I didn't notice it so much during the 60-70's because I was shooting mainly B&W and doing all of my own processing. Those seem to have held up well. I suspect you're right about the quality of the developing by the commercial "quick processing" places that sprang up back then.
As someone who does this professionally you did a good job.
Most of the reason prints from the 60s through the early 80's faded so badly was labs were using a chemical process called EP-2, which was not very stable. When labs went to the then new RA-4 the longevity of prints was greater. And oh yes, the textured prints, very popular in those days. Sometimes shooting them in a studio with polarized lights and lens it can help reduce the "reflections" from the tiny texture.
Whatever you have published so far, your dissertation is quite interesting. Moreover, it is a significant effort of manual editing. Yeah, I have used Photoshop to do several things. The software will restore the fading colors and renew the expired regions. But I'll have to read your review more depth, and I should try them all.
Revisiting this thread a year later to include some minor updates to my process. The setup I use can be found here.
  • I cut a piece of black posterboard to fit the plywood copy surface and act as a solid color matting. I debated between black and white, but many of the old documents and photos I am digitizing are damaged and several resources on best practices for archiving suggested using a black mat to capture the condition of any artifacts.

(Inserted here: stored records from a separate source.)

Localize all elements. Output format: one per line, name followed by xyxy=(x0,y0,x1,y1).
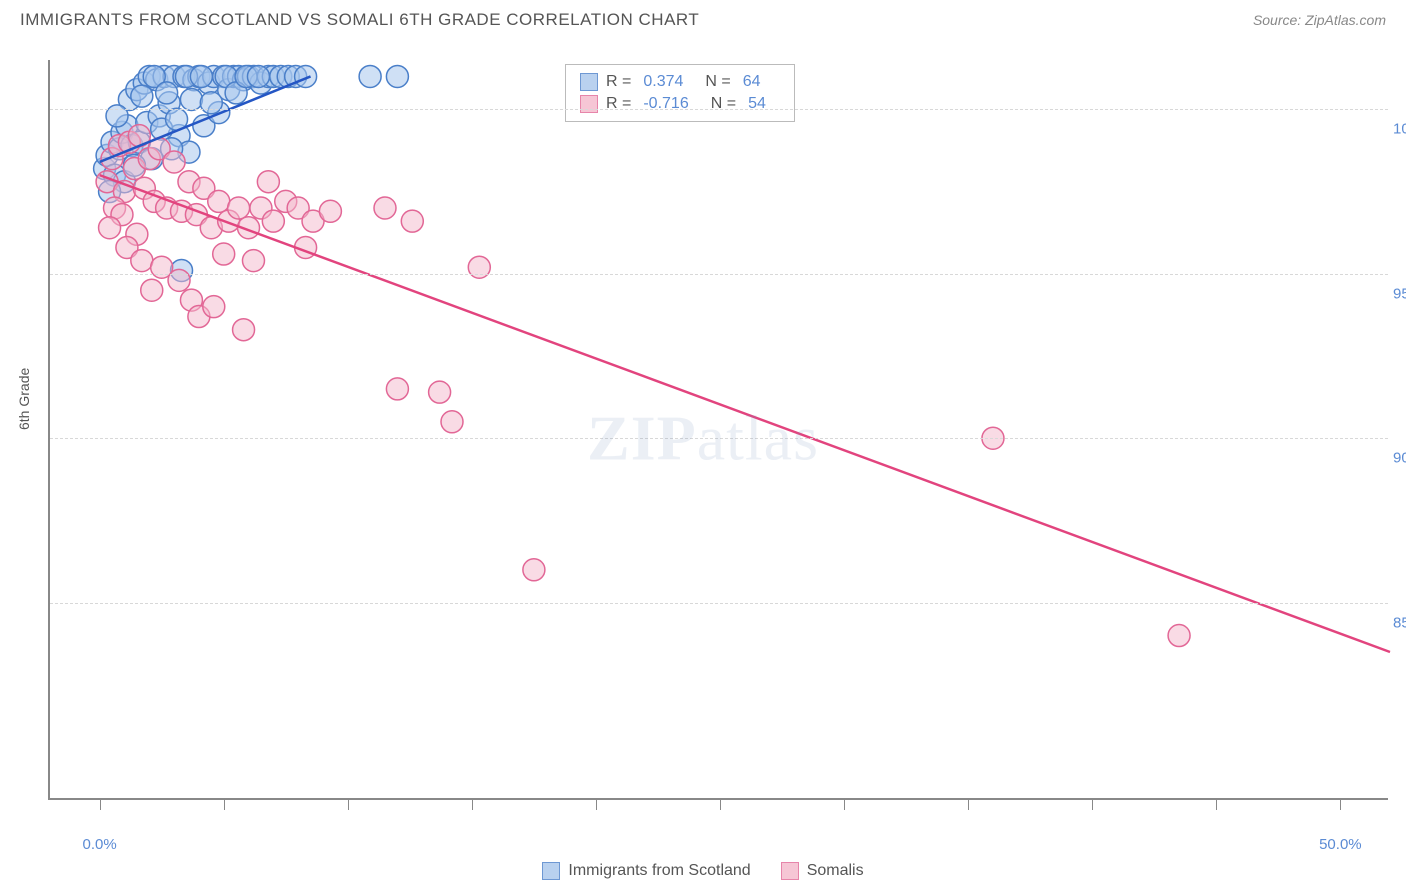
chart-title: IMMIGRANTS FROM SCOTLAND VS SOMALI 6TH G… xyxy=(20,10,699,30)
gridline xyxy=(50,109,1388,110)
x-tick xyxy=(348,798,349,810)
n-label: N = xyxy=(705,73,730,91)
data-point xyxy=(163,151,185,173)
data-point xyxy=(208,190,230,212)
r-label: R = xyxy=(606,73,631,91)
data-point xyxy=(441,411,463,433)
data-point xyxy=(141,279,163,301)
legend-label: Somalis xyxy=(807,862,864,880)
y-tick-label: 85.0% xyxy=(1393,614,1406,631)
n-value: 64 xyxy=(743,73,761,91)
stats-legend-row: R = 0.374 N = 64 xyxy=(580,71,780,93)
data-point xyxy=(99,217,121,239)
data-point xyxy=(374,197,396,219)
legend-swatch xyxy=(542,862,560,880)
gridline xyxy=(50,438,1388,439)
data-point xyxy=(156,82,178,104)
r-value: 0.374 xyxy=(643,73,683,91)
chart-plot-area: R =0.374N =64R =-0.716N =54 85.0%90.0%95… xyxy=(48,60,1388,800)
y-tick-label: 90.0% xyxy=(1393,450,1406,467)
x-tick xyxy=(844,798,845,810)
gridline xyxy=(50,603,1388,604)
x-tick xyxy=(1216,798,1217,810)
legend-item: Somalis xyxy=(781,862,864,880)
y-axis-label: 6th Grade xyxy=(16,368,32,430)
scatter-plot-svg xyxy=(50,60,1388,798)
y-tick-label: 95.0% xyxy=(1393,285,1406,302)
bottom-legend: Immigrants from Scotland Somalis xyxy=(0,862,1406,880)
y-tick-label: 100.0% xyxy=(1393,121,1406,138)
legend-swatch xyxy=(580,73,598,91)
data-point xyxy=(213,243,235,265)
x-tick xyxy=(100,798,101,810)
data-point xyxy=(131,250,153,272)
data-point xyxy=(131,85,153,107)
data-point xyxy=(168,269,190,291)
data-point xyxy=(180,88,202,110)
legend-swatch xyxy=(781,862,799,880)
x-tick xyxy=(1092,798,1093,810)
data-point xyxy=(523,559,545,581)
data-point xyxy=(247,65,269,87)
data-point xyxy=(295,65,317,87)
gridline xyxy=(50,274,1388,275)
data-point xyxy=(319,200,341,222)
data-point xyxy=(386,65,408,87)
data-point xyxy=(233,319,255,341)
data-point xyxy=(262,210,284,232)
data-point xyxy=(106,105,128,127)
data-point xyxy=(200,92,222,114)
trend-line xyxy=(100,175,1390,652)
data-point xyxy=(401,210,423,232)
legend-label: Immigrants from Scotland xyxy=(568,862,750,880)
data-point xyxy=(257,171,279,193)
data-point xyxy=(386,378,408,400)
legend-item: Immigrants from Scotland xyxy=(542,862,750,880)
data-point xyxy=(190,65,212,87)
x-tick xyxy=(720,798,721,810)
stats-legend-box: R = 0.374 N = 64 R =-0.716N =54 xyxy=(565,64,795,122)
x-tick xyxy=(968,798,969,810)
x-tick xyxy=(596,798,597,810)
x-tick-label: 0.0% xyxy=(83,836,117,853)
data-point xyxy=(242,250,264,272)
x-tick-label: 50.0% xyxy=(1319,836,1362,853)
x-tick xyxy=(224,798,225,810)
data-point xyxy=(468,256,490,278)
data-point xyxy=(203,296,225,318)
data-point xyxy=(429,381,451,403)
data-point xyxy=(1168,625,1190,647)
x-tick xyxy=(1340,798,1341,810)
data-point xyxy=(228,197,250,219)
chart-source: Source: ZipAtlas.com xyxy=(1253,12,1386,28)
data-point xyxy=(359,65,381,87)
stats-legend-row: R =-0.716N =54 xyxy=(580,93,780,115)
x-tick xyxy=(472,798,473,810)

  • I switched to a 70-200 lens instead of using primes. This was for 3 reasons: the Nikon Z-mount 70-200 is every bit as sharp as the primes I was using, especially stopped down, switching lenses to try to fill more of the frame was tedious, and it allows me to zoom to fill the frame no matter how large or small the item being captured is. I occasionally switch to a 24-70 for larger items for the same reason.
I hope someone finds this helpful!
I was about to do something like this on my own, Now I only need to follow your directions. Many thanks. Be well Adam.